Track 2: Kopfunter: Das fünfte Klavierkonzert

Wir rheinischen Frohnaturen, unsere debile Fröhlichkeit, gesellig auch ich, und will meine Ruhe haben, da kommt so ein hinkender Typ mit ausgezehrtem Gesicht und ruft dauernd „fabelhaft, mein Lieber, fabelhaft!“, sieht aus wie einer dieser alten roten Hydranten, der anstatt Wasser Feuer speit, das spüre ich auf den ersten Blick, ich hör schon den Kanonendonner, und dann stellt er sich als gänzlich Linksrheinischer heraus, er explodiert vor wütender Energie, der laufende Meter, ich hab ihn im Kopf, hab alles im Kopf, den ich unter dem Kopfkissen verstecke, der Tinnitus, wie das Weltgeräusch sich meiner bemächtigt, ich will es nicht hören, das Morden und Brandschatzen, die Vergewaltigungen und die Schreie der Verwundeten, Sterbenden, zum Trotz Überlebenden, ich will nicht ihre versehrten Seelen, die um mich schwirren wie ein satanischer Chor, ich muss reagieren, mit einem triumphalen ersten Satz, was kümmert mich Bonaparte, es geht um den Triumph der Kunst über die Unmenschlichkeit, die Ungleichheit, die Ungerechtigkeit, und in meinem Kopf unter meinem Kissen spüre ich, wie sich der Geniestreich anfühlt, das Notenpapier auf dem Nachttisch, blind mit dem Gesicht auf dem Laken schmier ich die Töne hin, lass sie direkt aus dem Kopf aufs Laken, und vom Laken aufs Papier tropfen, und halt mir die Ohren zu, denn wenn das Weltgeräusch sich über meinen Körper hermacht, zerrinnt der Geist der Musik, zerrinnt mein eigener Ton, ach wär ich auf einer einsamen Insel, aber wäre ich auf einer einsamen Insel, dann würde der triumphale Satz nicht erklingen, denn, das spür ich, er entsteht aus Reibung, Reibung mit den Misstönen der Schlacht um Wien, der untergehenden Menschheit, deren Fortbestehen nur die Musik bewirken kann.

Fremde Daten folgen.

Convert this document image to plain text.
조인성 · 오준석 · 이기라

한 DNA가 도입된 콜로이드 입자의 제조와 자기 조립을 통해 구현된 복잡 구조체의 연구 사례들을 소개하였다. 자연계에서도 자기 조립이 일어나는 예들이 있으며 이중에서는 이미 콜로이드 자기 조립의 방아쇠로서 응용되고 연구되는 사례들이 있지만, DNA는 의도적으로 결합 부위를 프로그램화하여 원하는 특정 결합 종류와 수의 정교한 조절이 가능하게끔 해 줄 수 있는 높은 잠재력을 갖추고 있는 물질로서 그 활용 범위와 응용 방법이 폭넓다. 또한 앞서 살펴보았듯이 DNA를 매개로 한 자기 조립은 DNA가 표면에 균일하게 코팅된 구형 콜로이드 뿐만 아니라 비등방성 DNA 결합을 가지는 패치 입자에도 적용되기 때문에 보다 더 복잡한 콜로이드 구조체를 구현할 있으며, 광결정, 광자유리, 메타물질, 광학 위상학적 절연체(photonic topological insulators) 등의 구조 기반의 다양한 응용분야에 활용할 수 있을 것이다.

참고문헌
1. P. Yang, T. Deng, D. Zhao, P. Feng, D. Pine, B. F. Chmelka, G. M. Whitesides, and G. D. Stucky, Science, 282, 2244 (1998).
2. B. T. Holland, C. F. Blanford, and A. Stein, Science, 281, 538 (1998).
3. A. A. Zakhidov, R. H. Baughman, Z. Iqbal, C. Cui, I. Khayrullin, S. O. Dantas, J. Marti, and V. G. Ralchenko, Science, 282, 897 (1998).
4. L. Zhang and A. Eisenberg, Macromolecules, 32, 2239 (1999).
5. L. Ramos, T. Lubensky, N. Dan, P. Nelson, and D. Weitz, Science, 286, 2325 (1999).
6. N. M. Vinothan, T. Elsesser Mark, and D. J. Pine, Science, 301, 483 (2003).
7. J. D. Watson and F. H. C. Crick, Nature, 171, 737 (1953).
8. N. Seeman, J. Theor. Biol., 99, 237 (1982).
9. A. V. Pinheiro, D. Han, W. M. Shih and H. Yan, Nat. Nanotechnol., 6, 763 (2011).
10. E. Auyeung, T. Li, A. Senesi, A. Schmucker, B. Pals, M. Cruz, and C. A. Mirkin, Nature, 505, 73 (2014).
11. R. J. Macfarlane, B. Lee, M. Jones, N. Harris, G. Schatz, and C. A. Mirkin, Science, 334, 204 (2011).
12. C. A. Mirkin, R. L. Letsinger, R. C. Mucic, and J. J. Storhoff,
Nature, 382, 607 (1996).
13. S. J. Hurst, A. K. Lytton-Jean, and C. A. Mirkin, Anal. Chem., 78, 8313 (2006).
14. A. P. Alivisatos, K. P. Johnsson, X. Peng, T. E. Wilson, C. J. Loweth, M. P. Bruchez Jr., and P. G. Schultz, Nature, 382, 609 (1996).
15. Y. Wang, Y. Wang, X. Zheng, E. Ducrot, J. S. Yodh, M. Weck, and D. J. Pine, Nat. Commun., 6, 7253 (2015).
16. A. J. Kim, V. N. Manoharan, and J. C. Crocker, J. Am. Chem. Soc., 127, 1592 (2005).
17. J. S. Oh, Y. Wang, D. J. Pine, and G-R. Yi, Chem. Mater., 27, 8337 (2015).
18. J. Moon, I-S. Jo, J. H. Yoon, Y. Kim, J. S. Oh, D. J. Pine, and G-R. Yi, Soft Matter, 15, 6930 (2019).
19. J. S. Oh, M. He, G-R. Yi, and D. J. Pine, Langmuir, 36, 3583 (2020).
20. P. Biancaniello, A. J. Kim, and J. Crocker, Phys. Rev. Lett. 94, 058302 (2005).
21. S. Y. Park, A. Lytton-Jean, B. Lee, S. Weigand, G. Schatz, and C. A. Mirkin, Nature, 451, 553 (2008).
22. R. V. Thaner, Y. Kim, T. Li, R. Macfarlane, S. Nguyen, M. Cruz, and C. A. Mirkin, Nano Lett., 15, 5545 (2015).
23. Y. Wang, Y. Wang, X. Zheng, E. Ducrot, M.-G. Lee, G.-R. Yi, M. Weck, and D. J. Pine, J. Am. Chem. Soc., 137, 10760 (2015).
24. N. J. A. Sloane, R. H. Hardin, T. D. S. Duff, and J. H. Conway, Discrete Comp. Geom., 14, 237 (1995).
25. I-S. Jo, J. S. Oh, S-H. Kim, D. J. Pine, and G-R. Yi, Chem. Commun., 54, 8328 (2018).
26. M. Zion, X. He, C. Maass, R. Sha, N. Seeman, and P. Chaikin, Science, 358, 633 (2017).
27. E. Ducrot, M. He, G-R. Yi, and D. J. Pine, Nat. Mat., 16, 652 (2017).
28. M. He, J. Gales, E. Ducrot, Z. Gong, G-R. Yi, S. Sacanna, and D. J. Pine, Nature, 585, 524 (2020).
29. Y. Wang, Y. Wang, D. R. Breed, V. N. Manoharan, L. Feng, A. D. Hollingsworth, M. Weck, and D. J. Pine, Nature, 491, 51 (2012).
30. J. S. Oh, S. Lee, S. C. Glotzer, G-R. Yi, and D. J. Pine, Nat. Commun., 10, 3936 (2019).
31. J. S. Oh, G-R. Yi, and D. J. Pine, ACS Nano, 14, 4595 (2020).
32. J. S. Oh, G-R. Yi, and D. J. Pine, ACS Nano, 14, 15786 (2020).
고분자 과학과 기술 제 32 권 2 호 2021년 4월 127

Wir brauchen einen melodischen, stillen, verspielten zweiten Satz, wir müssen uns auf dem Schlachtfeld bewegen wie ein Hirte zwischen seinen Schafen, die pastorale Idylle beschwören, während um uns herum gestorben wird, ohne Mut und ohne Angst, in ewig teilnahmslosem Trotz, wie in dem Coppola-Film mit dem Hauptmann, der im Geschützfeuer zum Surfen einlädt, wenn ich sage, dieser Strand ist sicher, dann ist dieser Strand sicher, so müssen wir es machen, hier im Bett unter dem Kissen, der liebreiche, sorglose zweite Satz. Der dritte wird sich von selbst ergeben.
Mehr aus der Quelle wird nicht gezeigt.